Die Betriebskosten im Jahr 2015 lagen bei 1,3 Milliarden Euro. Frau Rauscher, Sie haben vorhin gefragt, wer denn die Eltern informiere. Mit dem Antrag auf Betreuungsgeld werden die Eltern sofort über die Konsequenzen informiert, wenn sie sich unrechtmäßig verhalten und Betreuungsgeld beziehen, während sie ihr Kind in einer Kita betreuen lassen. Frau Rauscher, wenn die Kinder in eine Kita gebracht werden, kann dies mit einem einzigen Satz und mit einer formalen Unterschrift geklärt werden.

(Beifall bei der CSU)

Danke schön, Frau Ministerin. – Frau Rauscher hat noch den Wunsch nach einer Zwischenbemerkung geäußert.

Ja, gerne.

Frau Ministerin, ich möchte erstens feststellen, dass uns in Bayern 20.000 KitaPlätze fehlen, um die von Fachinstituten empfohlene Betreuungsquote von 40 % zu erreichen.

Zweitens, zur Qualität: Sämtliche Anträge, die im Fachausschuss mit dem Ziel der Qualitätssteigerung eingebracht wurden, wurden abgelehnt.

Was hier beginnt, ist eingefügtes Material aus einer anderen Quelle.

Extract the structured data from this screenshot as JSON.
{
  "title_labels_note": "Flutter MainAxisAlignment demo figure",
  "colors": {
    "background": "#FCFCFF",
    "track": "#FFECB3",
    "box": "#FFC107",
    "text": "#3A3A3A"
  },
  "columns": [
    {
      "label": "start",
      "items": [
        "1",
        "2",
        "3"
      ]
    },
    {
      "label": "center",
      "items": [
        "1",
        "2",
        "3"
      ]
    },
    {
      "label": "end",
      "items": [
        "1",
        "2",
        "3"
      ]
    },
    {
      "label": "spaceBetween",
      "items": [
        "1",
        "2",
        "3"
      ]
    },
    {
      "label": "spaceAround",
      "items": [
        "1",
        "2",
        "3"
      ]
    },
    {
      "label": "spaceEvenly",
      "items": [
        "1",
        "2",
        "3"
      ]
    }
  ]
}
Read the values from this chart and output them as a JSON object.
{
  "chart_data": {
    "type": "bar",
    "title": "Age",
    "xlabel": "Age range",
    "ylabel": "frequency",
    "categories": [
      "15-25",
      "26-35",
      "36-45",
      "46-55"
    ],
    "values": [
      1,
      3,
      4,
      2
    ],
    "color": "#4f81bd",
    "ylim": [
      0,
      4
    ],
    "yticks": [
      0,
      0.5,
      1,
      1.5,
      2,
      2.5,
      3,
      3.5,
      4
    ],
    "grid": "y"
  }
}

So viel zum Qualitätsausbau. Ja, in den letzten Jahren gab es ein paar Verbesserungen. Sie haben gerade die NUBBEK-Studie erwähnt, wonach zweijährige Kinder mit Migrationshintergrund zu Hause besser aufgehoben seien -

Sie sind dort genauso gut aufgehoben, nicht besser!

Diese Studie kommt deshalb zu dem Ergebnis, dass diese Kinder zu Hause besser aufgehoben wären, weil die Qualität der Krippen in ganz Deutschland, aber gerade auch in Bayern, noch nicht dem Qualitätsniveau entspricht, das nötig wäre, damit die Kinder dort gut versorgt werden könnten. Gerade diese Kinder könnten von einem solchen Krippenplatz profitieren.

Wir hoffen, dass die Qualität der Kitas weiter gesteigert wird. 230 Millionen Euro zuzüglich der 32 Stellen, die im Amt für Familie für die Bearbeitung der Anträge geschaffen worden sind, sind richtig viel Geld. Damit könnten wir für die Kitas richtig Gas geben. Wir könnten damit von mir aus auch in den Grundschulen die Inklusion fördern und die Randzeiten- und Ferienbetreuung ausbauen.

Trotzdem dürfen die Eltern ihre Kinder zu Hause betreuen. Sie haben natürlich eine Wahlfreiheit. Keiner wird zu etwas gezwungen, weder von der SPD-Fraktion noch von den anderen Oppositionsparteien.

(Beifall bei der SPD und den GRÜNEN)

Zwei kurze Antworten: Wir bauen die Zahl der KitaPlätze weiter aus.

(Eva Gottstein (FREIE WÄHLER): Aber das Geld fehlt uns doch!)